Née en 1931, Toni Morrison a marqué le monde littéraire par ses œuvres, restituant à une littérature américaine blanche une partie de son histoire, souvent tronquée. Là où d’autres relatent l’esclavage, elle a voué son travail à la contemplation de ces stigmates laissés sur des communautés noires miséreuses et discriminées durant des siècles, avec une justesse qui évacue tout jugement binaire. En effet, son regard est d’autant plus précieux qu’il nous apprend que la stigmatisation n’a pas de couleur, elle peut être inconsciente, sous-estimée et perfide.
Ainsi, dans un univers où la couleur noire développe une aura, elle devient le socle de tares universelles comme la violence, le sexisme, le racisme. Des figures récurrentes se dessinent et, parmi elles, celle de la femme se distingue dans Sula, publié en 1973.

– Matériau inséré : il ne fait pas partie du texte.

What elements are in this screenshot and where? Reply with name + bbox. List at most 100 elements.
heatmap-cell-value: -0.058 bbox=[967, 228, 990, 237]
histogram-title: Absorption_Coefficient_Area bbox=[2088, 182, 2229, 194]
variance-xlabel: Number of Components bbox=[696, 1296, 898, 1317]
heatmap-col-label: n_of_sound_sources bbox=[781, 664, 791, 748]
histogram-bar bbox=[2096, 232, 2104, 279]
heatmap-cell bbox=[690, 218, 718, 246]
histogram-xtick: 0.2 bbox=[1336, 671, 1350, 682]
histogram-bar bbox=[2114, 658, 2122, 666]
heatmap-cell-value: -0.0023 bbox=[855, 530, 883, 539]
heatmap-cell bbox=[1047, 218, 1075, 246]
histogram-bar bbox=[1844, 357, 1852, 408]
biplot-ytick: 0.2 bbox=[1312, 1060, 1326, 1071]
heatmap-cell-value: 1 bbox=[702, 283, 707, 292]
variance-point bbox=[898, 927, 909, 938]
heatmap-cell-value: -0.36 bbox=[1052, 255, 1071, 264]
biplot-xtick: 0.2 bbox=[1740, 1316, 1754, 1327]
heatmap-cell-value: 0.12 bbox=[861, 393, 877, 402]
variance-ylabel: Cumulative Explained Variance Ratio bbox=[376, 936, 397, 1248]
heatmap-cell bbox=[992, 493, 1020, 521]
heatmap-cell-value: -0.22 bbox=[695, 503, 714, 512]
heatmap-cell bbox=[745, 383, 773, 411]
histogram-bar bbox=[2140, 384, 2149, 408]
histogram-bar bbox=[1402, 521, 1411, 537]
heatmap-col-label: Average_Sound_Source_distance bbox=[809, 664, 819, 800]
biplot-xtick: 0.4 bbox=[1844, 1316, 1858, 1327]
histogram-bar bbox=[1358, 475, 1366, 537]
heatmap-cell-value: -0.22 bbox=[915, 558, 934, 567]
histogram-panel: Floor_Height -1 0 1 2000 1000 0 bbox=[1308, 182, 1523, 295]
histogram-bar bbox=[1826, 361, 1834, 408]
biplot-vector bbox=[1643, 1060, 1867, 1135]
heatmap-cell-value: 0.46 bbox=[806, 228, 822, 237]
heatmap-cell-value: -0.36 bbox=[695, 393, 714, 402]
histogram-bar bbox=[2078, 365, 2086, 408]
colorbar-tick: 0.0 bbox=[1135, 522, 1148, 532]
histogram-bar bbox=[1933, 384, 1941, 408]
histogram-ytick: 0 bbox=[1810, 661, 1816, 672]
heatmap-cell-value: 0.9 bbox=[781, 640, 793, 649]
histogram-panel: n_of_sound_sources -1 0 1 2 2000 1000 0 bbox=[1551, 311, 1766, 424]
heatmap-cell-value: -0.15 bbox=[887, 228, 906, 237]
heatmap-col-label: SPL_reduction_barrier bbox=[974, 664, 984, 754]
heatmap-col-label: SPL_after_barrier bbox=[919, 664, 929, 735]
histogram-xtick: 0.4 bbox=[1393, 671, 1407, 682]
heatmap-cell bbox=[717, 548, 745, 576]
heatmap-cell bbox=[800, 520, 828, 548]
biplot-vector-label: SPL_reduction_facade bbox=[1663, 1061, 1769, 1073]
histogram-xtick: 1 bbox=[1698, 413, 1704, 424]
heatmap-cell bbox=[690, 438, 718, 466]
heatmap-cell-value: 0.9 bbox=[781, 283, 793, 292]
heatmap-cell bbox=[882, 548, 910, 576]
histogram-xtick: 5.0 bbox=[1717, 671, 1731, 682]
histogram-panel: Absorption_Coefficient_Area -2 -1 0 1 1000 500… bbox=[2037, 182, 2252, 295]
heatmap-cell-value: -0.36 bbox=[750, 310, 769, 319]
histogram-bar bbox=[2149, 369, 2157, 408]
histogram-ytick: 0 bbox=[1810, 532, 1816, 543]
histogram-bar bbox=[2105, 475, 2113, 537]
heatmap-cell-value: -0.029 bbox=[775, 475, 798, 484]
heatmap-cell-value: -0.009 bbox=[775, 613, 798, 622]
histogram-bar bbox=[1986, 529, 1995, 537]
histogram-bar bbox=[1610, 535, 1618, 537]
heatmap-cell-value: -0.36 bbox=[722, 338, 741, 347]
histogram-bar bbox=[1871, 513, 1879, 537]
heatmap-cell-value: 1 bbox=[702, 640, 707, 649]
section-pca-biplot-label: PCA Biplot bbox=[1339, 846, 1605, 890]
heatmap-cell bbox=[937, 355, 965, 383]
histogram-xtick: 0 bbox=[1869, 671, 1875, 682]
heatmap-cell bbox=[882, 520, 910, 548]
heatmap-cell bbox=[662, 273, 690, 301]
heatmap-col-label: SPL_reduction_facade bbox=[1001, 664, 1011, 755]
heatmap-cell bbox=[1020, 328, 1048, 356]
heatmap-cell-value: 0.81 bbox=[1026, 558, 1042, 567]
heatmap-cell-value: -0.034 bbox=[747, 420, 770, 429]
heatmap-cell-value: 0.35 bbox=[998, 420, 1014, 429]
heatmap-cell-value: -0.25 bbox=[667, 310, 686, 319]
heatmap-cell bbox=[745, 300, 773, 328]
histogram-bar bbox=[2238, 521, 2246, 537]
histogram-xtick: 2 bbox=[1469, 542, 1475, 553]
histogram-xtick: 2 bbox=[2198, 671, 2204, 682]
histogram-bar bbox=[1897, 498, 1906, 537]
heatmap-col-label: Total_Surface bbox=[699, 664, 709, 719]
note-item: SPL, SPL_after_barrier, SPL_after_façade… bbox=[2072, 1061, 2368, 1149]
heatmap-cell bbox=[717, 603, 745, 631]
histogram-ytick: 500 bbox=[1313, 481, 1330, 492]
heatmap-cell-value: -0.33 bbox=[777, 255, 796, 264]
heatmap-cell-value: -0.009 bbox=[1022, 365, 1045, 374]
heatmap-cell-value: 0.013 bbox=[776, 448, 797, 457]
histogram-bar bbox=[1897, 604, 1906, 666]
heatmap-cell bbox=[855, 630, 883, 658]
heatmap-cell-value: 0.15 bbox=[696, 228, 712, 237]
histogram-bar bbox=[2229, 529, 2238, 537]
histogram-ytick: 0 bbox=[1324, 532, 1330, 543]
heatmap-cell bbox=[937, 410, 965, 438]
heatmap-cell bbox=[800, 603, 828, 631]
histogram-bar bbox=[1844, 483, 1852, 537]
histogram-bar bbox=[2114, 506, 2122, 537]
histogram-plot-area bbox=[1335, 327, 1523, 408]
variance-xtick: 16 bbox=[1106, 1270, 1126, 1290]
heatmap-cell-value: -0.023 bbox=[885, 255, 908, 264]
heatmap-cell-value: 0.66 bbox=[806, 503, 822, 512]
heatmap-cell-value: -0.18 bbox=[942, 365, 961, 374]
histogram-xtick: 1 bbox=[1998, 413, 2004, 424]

Plus que la rencontre d’un personnage, Sula nous fait découvrir le quotidien d’un petit village de campagne d’une communauté noire, où l’ignorance côtoie la religion et le bonheur des choses simples. Les familles n’ont de limites que celles que les mères donnent ; comme Eva, cette grand-mère unijambiste de Sula qui accueille tous les enfants abandonnés ou lésés du voisinage. A l’inverse, on trouve également de petits ménages intimistes comme celui d’Helen, mère de Nel, qui tient la maison en attendant le retour de son mari pêcheur.
A travers l’amitié de ces deux petites filles, Sula et Nel, Toni Morrison nous ouvre les yeux sur le fardeau d’être une femme noire. L’être, c’est être en bas de l’échelle sociale, sous l’homme noir. Lorsque Nel, enfant, voit sa mère sourire béatement au contrôleur d’un train après que celui-ci l’est traité avec mépris ; dans ce sourire, ce petit fragment où sa mère, femme noire, ne peut que courber l’échine, Nel comprendra la place qu’elle tiendra dans cette société.
Morrison saisit ces éclats de laideur propres à la réalité. Qu’il s’agisse du mépris envers une femme noire qui choisit un homme blanc, une femme qui refuse de se marier, une femme adultère, une autre folle qui tue son fils, ou encore une mère bafouée et laissée avec ses enfants que l’on plaint ; elle délie avec brio l’immonde regard d’autrui et le sentiment de malaise qui nous incombe.
Sula choisit l’indépendance et la liberté en rejetant le mariage et la famille, là où Nel s’applique dans son rôle de mère. Point de jugement sur l’une ou l’autre, juste leur difficulté commune de tenir. Tenir. Stand your ground*. Dans un monde où il n’y a de place que ce qu’on choisit de leur accorder, Nel ne peut pas pleurer. Sula, elle, arrache de ses paumes tout ce qu’elle peut sur son passage.
« Tu ne peux pas tout faire. T’es une femme et une femme noire en plus de ça. Tu ne peux pas vivre comme un homme. »
En dénonçant l’obscurantisme, Toni Morrison nous révèle une vérité douloureuse. Nous nous condamnons en nous rendant juges des mœurs en vigueur.
Sula n’est pécheresse que parce que nous choisissons de la nommer ainsi. Elle échappe à la femme romancée que l’on veut noble, celle que l’on veut entendre justifier sa sexualité par des sentiments. Elle nous irrite par son insouciance, nous afflige par son flegme outrancier face aux murmures colportés, nous fascine par sa quintessence de femme libre.
En tant que lecteur/trice, nous sommes habitants de ce petit village Medallion, appelé également le Bottom – le fond, par notre crédulité face aux actes que l’on ne comprend pas. Oui, tout au long de l’intrigue, il y a des morts qui nous échappent. Et si les habitants choisissent d’y voir le diable ou la volonté d’un dieu courroucé, Morrison nous force à accepter l’incompréhension. Nous n’avons pas forcément à comprendre, personne ne nous le demande. La connaissance n’est pas dans le voyeurisme.
Alors que la condamnation morale de Sula amène les habitants à être plus nobles, plus sérieux qu’elle, Morrison dénonce l’égo de notre bonté d’âme : nous ne voulons pas être meilleurs que nous le sommes, nous voulons être plus que les autres. Professionnellement, socialement, sentimentalement, nous voulons être plus. Dans l’amitié de ces deux femmes, Nel se laisse donc aller au dégoût de son amie – à tort ou à raison, qui sommes-nous pour juger ? -, pour finalement perdre cette amitié en faveur d’une image plus morale.
C’est là tout le drame de leur histoire : là où l’âge adulte fait naître la vanité et les aspirations de ces deux femmes, seule l’enfance demeure l’âge de leur sororité et amour véritables.
*Stand Your Grand : se tenir, tenir sa place.